Historical comparison: how is this different from past rounds of regulation
This isn’t the first time stablecoin regulation has been “ratcheted up.” Three points of comparison are worth noting:
- The 2023 USDC depeg: that was a market risk event, and the regulatory response centered on “reserve transparency,” targeting the issuer. This time it’s the opposite — issuance has largely been framed by the GENIUS Act, and the focus has shifted to the circulation layer.
- MiCAR taking effect in the EU in 2024: the EU brought stablecoins (EMT/ART) under licensed issuance, but likewise left the on-chain secondary market in something of a gray area. What US banks are now asking for is essentially patching the same gap that MiCAR didn’t fully close either.
- FinCEN’s past “Travel Rule”: this required VASPs to pass along originator information between each other. The banking industry’s current proposal can be understood as an attempt to more explicitly extend Travel-Rule-like logic to wallet-to-wallet stablecoin transfers.
The similarity: regulation has always tightened progressively upstream, following the flow of money. The difference: this is the first time transfers between non-custodial wallets have been explicitly named as a risk surface — and that is precisely the path U card on-chain top-ups depend on most.
Compliance boundaries: where the gray areas are now
Three tiers to distinguish:
- Clearly permitted: topping up through a licensed exchange or compliant issuer, using a KYC’d account. This covers how most U cards are normally used.
- Gray area: on-chain peer-to-peer transfers, or topping up a card directly after a DEX swap. This isn’t currently prohibited by law, but it’s exactly the area this proposal aims to bring under oversight.
- Clearly prohibited: funds that have passed through sanctioned addresses or mixers — this line can’t be crossed under either the old or new rules.
For the US, see our US compliance guide; if you use cards mainly in Asia-Pacific, our Hong Kong compliance guide and Singapore compliance guide also cover local treatment of secondary-market flows. It’s worth emphasizing: this is currently only at the industry-comment-submission stage, not yet an effective rule — AML details will depend on the final regulatory text.
Milestones worth watching next
- Whether FinCEN issues a draft guidance targeting stablecoin secondary markets — this is the key step for industry input to become actual rules.

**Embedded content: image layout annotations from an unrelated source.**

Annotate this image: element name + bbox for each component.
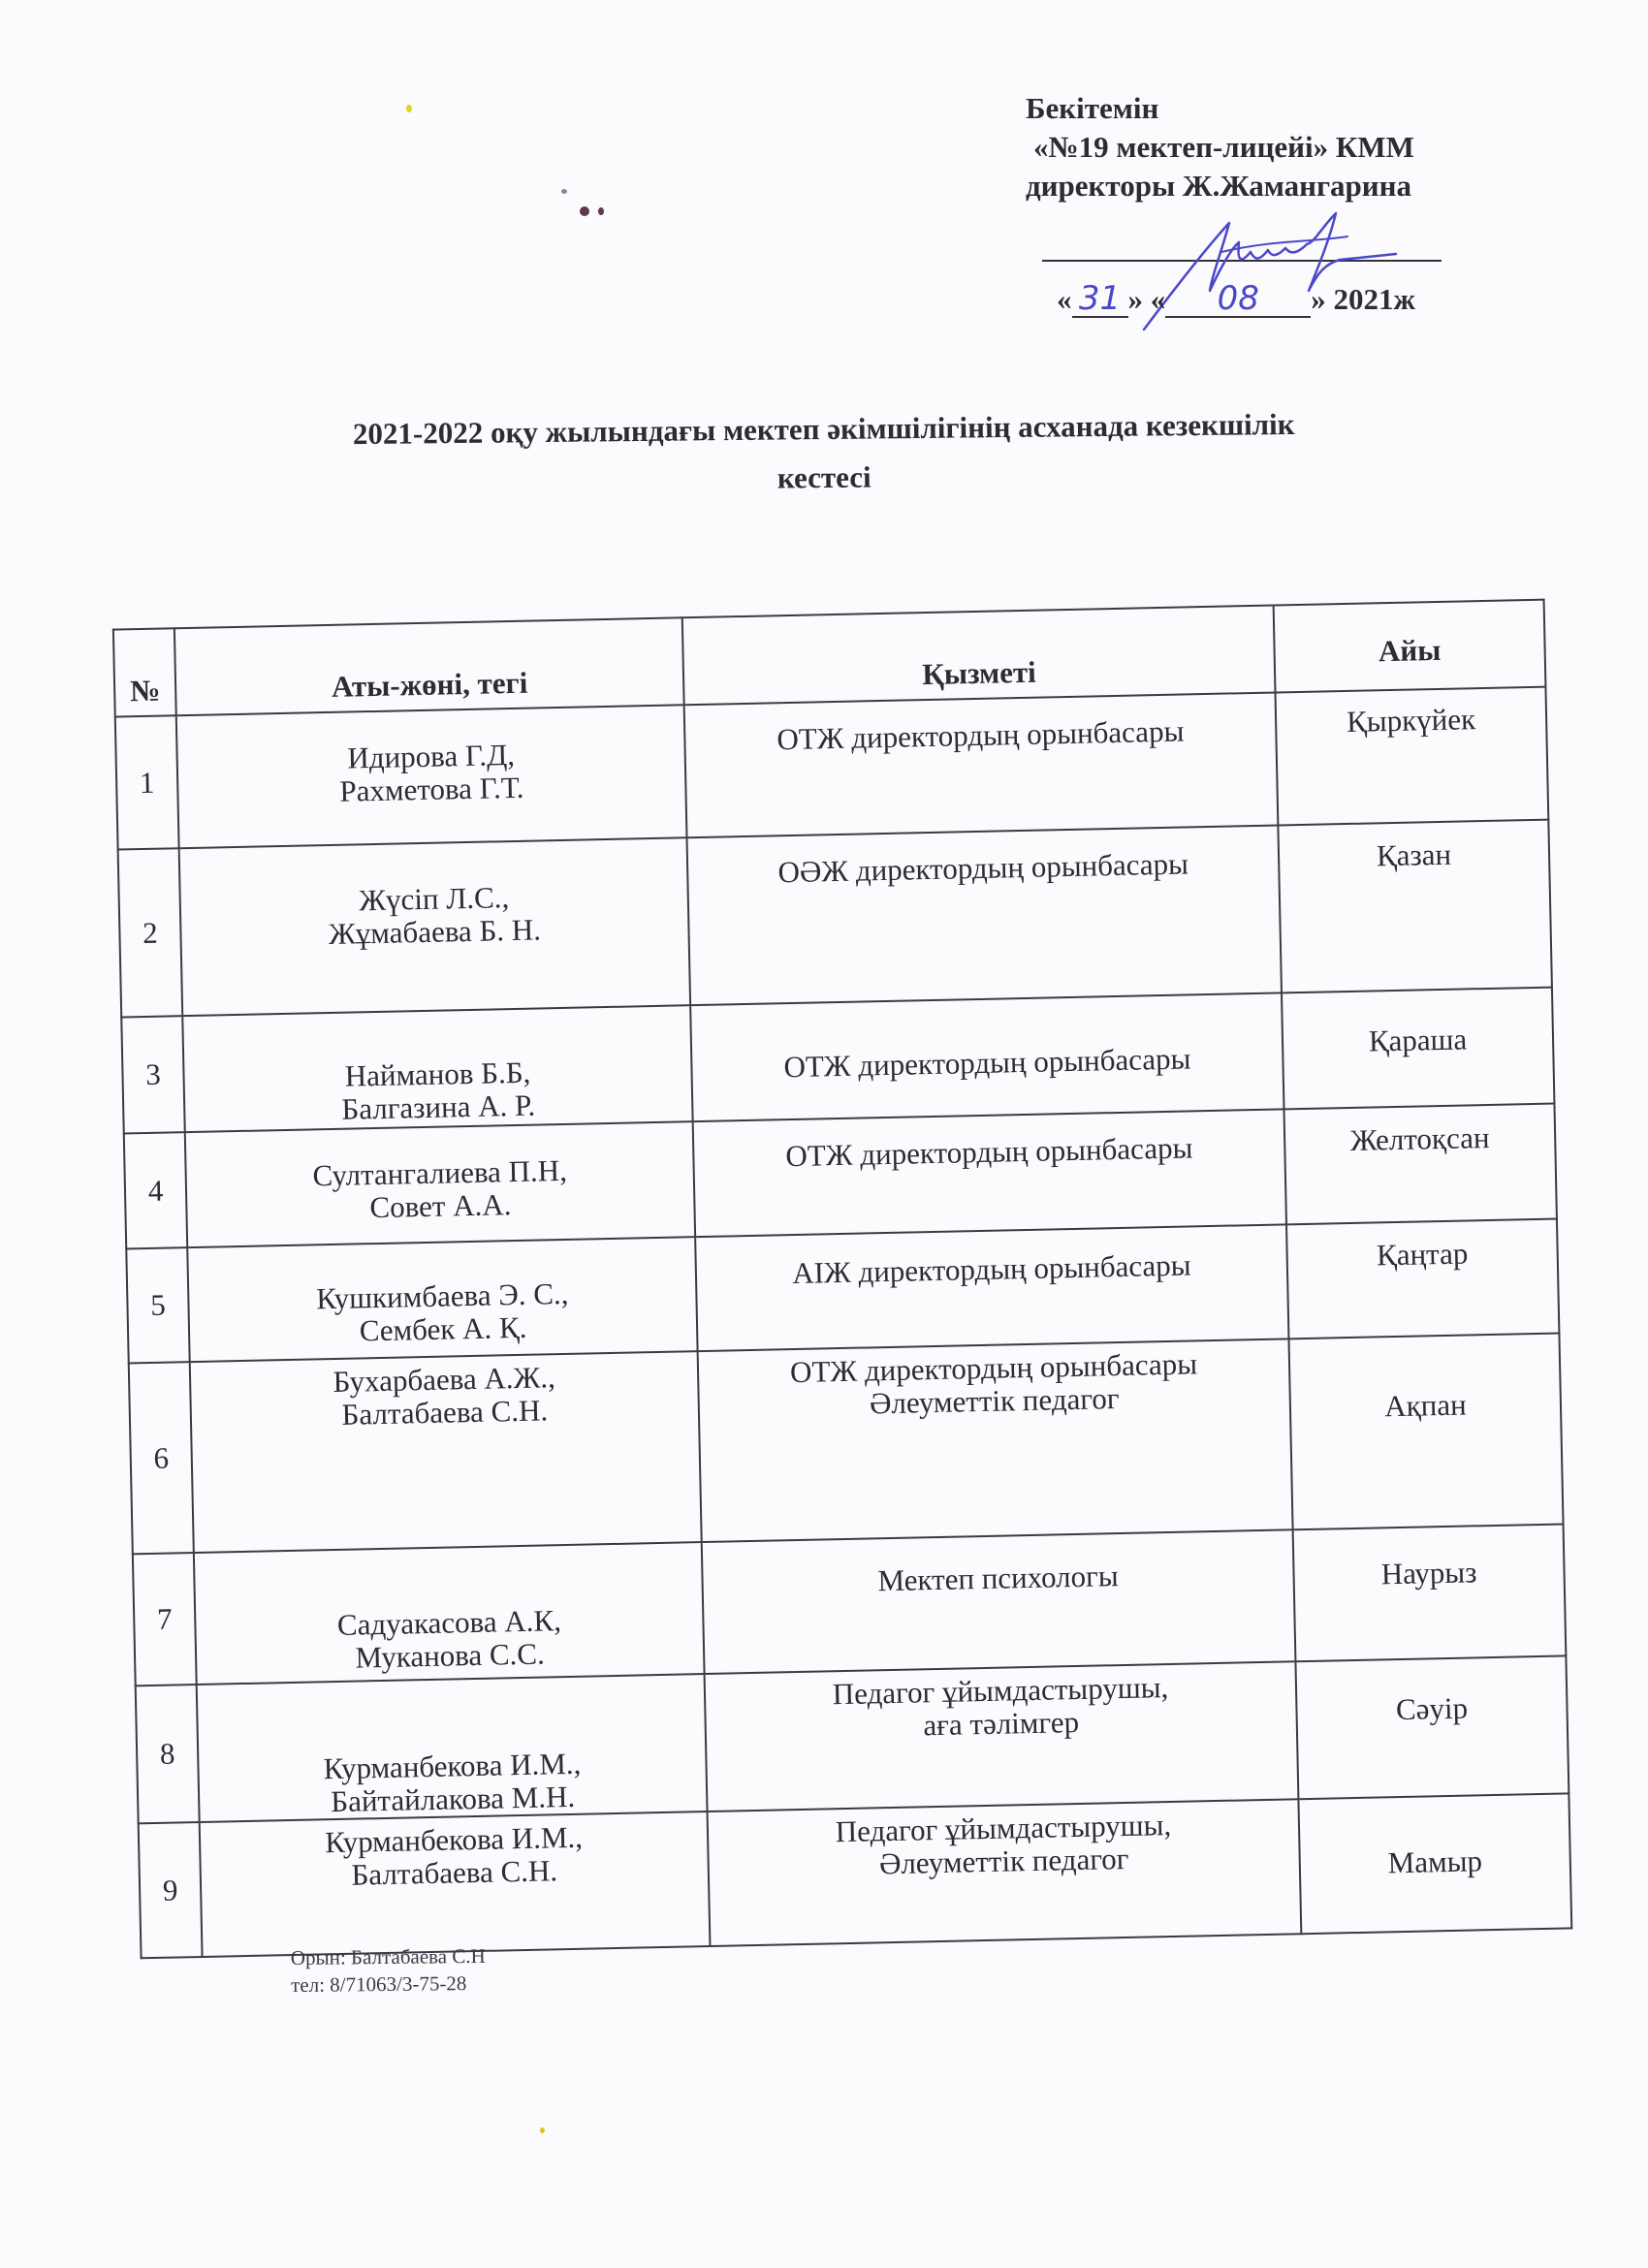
position-line-1: ОӘЖ директордың орынбасары [777, 846, 1189, 890]
approval-heading: Бекітемін [1026, 91, 1159, 125]
person-name-2: Балтабаева С.Н. [351, 1853, 558, 1892]
duty-schedule-table [112, 599, 1570, 1953]
footer-executor: Орын: Балтабаева С.Н [290, 1943, 486, 1970]
cell-month [1284, 1104, 1557, 1225]
cell-names [187, 1237, 697, 1362]
row-number: 9 [162, 1872, 178, 1907]
footer-contact [291, 1942, 486, 1999]
person-name-1: Садуакасова А.К, [336, 1603, 562, 1642]
person-name-1: Идирова Г.Д, [347, 737, 516, 775]
person-name-1: Жүсіп Л.С., [358, 880, 510, 918]
position-line-1: ОТЖ директордың орынбасары [783, 1041, 1191, 1085]
position-line-2: Әлеуметтік педагог [869, 1381, 1120, 1421]
duty-month: Желтоқсан [1349, 1119, 1490, 1157]
header-number: № [113, 628, 176, 716]
approval-block [1026, 89, 1569, 205]
position-line-1: ОТЖ директордың орынбасары [789, 1346, 1198, 1390]
cell-number [115, 715, 179, 849]
cell-names [190, 1351, 702, 1553]
duty-month: Сәуір [1395, 1690, 1469, 1727]
table-row [139, 1793, 1572, 1958]
table-row [118, 820, 1552, 1018]
cell-names [179, 837, 691, 1016]
cell-names [176, 705, 687, 848]
duty-month: Ақпан [1383, 1387, 1467, 1424]
person-name-2: Байтайлакова М.Н. [330, 1779, 576, 1819]
scan-speck [540, 2127, 545, 2133]
person-name-2: Сембек А. Қ. [359, 1309, 527, 1348]
cell-position [705, 1661, 1299, 1811]
cell-month [1288, 1334, 1563, 1530]
person-name-2: Жұмабаева Б. Н. [328, 912, 542, 951]
date-month-handwritten: 08 [1165, 281, 1311, 318]
duty-month: Мамыр [1387, 1843, 1483, 1880]
scan-speck [580, 206, 589, 216]
scan-speck [406, 105, 412, 112]
duty-month: Қараша [1368, 1022, 1468, 1058]
row-number: 1 [139, 765, 155, 800]
title-line-2: кестесі [776, 459, 872, 495]
cell-position [684, 692, 1279, 837]
cell-month [1282, 988, 1554, 1110]
cell-month [1295, 1655, 1569, 1799]
row-number: 4 [147, 1173, 164, 1208]
header-position: Қызметі [682, 606, 1276, 706]
table-row [129, 1334, 1564, 1555]
cell-number [121, 1016, 184, 1133]
cell-number [129, 1362, 194, 1554]
person-name-1: Бухарбаева А.Ж., [333, 1360, 556, 1400]
position-line-2: Әлеуметтік педагог [878, 1841, 1129, 1881]
cell-month [1298, 1793, 1571, 1934]
position-line-1: Педагог ұйымдастырушы, [832, 1670, 1169, 1712]
cell-number [118, 848, 183, 1017]
person-name-1: Найманов Б.Б, [344, 1055, 531, 1093]
date-open-quote: « [1057, 282, 1072, 316]
position-line-1: ОТЖ директордың орынбасары [785, 1130, 1193, 1174]
cell-month [1293, 1524, 1567, 1661]
cell-month [1278, 820, 1552, 993]
person-name-2: Совет А.А. [369, 1187, 512, 1225]
row-number: 8 [159, 1736, 175, 1771]
position-line-1: Педагог ұйымдастырушы, [835, 1808, 1172, 1849]
person-name-1: Кушкимбаева Э. С., [315, 1276, 569, 1316]
person-name-2: Рахметова Г.Т. [339, 770, 524, 808]
cell-position [698, 1339, 1293, 1542]
person-name-2: Балтабаева С.Н. [341, 1393, 549, 1432]
position-line-1: Мектеп психологы [877, 1559, 1119, 1598]
person-name-1: Курманбекова И.М., [323, 1746, 582, 1786]
person-name-2: Муканова С.С. [355, 1636, 546, 1675]
duty-month: Наурыз [1380, 1555, 1477, 1591]
row-number: 7 [156, 1601, 173, 1636]
position-line-1: АІЖ директордың орынбасары [791, 1247, 1191, 1291]
cell-position [695, 1224, 1288, 1351]
date-day-handwritten: 31 [1072, 281, 1128, 318]
cell-month [1286, 1219, 1559, 1339]
duty-month: Қыркүйек [1346, 702, 1476, 739]
title-line-1: 2021-2022 оқу жылындағы мектеп әкімшілігінің асханада кезекшілік [352, 406, 1295, 452]
row-number: 5 [149, 1287, 167, 1322]
row-number: 3 [144, 1056, 162, 1091]
person-name-1: Курманбекова И.М., [324, 1819, 584, 1860]
footer-phone: тел: 8/71063/3-75-28 [291, 1971, 467, 1998]
header-month: Айы [1274, 600, 1546, 693]
duty-month: Қазан [1376, 836, 1452, 873]
cell-position [693, 1109, 1286, 1237]
scan-speck [598, 207, 604, 215]
cell-number [139, 1822, 203, 1958]
duty-month: Қаңтар [1376, 1236, 1469, 1273]
cell-names [194, 1542, 705, 1685]
cell-number [133, 1553, 197, 1685]
document-title [194, 398, 1455, 509]
cell-position [690, 992, 1284, 1121]
cell-names [185, 1121, 695, 1247]
approval-date [1057, 281, 1415, 318]
date-year: » 2021ж [1311, 282, 1415, 316]
row-number: 2 [142, 915, 159, 950]
cell-position [687, 825, 1282, 1005]
date-separator: » « [1127, 282, 1166, 316]
cell-position [708, 1799, 1302, 1946]
approval-director: директоры Ж.Жамангарина [1026, 169, 1412, 203]
cell-number [136, 1685, 200, 1823]
position-line-1: ОТЖ директордың орынбасары [776, 713, 1185, 757]
person-name-2: Балгазина А. Р. [341, 1087, 536, 1126]
schedule-table [112, 599, 1572, 1960]
approval-organization: «№19 мектеп-лицейі» КММ [1033, 130, 1414, 164]
header-name: Аты-жөні, тегі [174, 617, 684, 715]
scan-speck [561, 189, 567, 194]
cell-number [124, 1132, 187, 1248]
cell-month [1276, 687, 1549, 826]
cell-number [126, 1247, 189, 1363]
cell-names [197, 1674, 708, 1822]
row-number: 6 [153, 1440, 170, 1475]
cell-names [200, 1811, 711, 1957]
person-name-1: Султангалиева П.Н, [312, 1152, 568, 1193]
cell-position [702, 1529, 1296, 1674]
position-line-2: аға тәлімгер [923, 1704, 1080, 1743]
cell-names [182, 1005, 692, 1132]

Watch FinCEN’s official announcements.
- The public comment period for GENIUS Act implementing rules — watch whether secondary market provisions get written into the implementing regulations.
- Changes to mainstream issuers’ KYC questionnaires — if your usual card suddenly adds a “source of funds/wallet explanation” question, that’s this trend reaching the product side.
- Coverage of on-chain risk scoring tools — how fast Chainalysis/TRM-type tools spread on the issuer deposit side is a leading indicator of actual tightening.
Editorial recommendations
- Users holding MPCard, Bybit Card, or similar cards who use them normally after passing KYC: no action needed. This round is an upstream regulatory debate and doesn’t affect the usability of your existing card.
- Users accustomed to receiving USDT via peer-to-peer on-chain transfers and then topping up directly: consider routing deposits through a licensed exchange as an intermediary step, to leave a clear record of origin — this is a low-cost precaution, not an admission of current non-compliance.
- Users planning to apply for a new independent on-chain wallet type U card: no need to pause, but prioritize issuers’ compliance disclosures when choosing a card. You can cross-reference our 5 U Cards Worth Using in 2026 and Lowest-Fee U Card Roundup, and add “clarity of deposit compliance” as a comparison dimension too.
In one line: what this news changes is the granularity of scrutiny on USDT movement, not your ability to spend with your card. Keeping funding sources traceable matters far more, practically, than worrying about whether your card will be suspended tomorrow.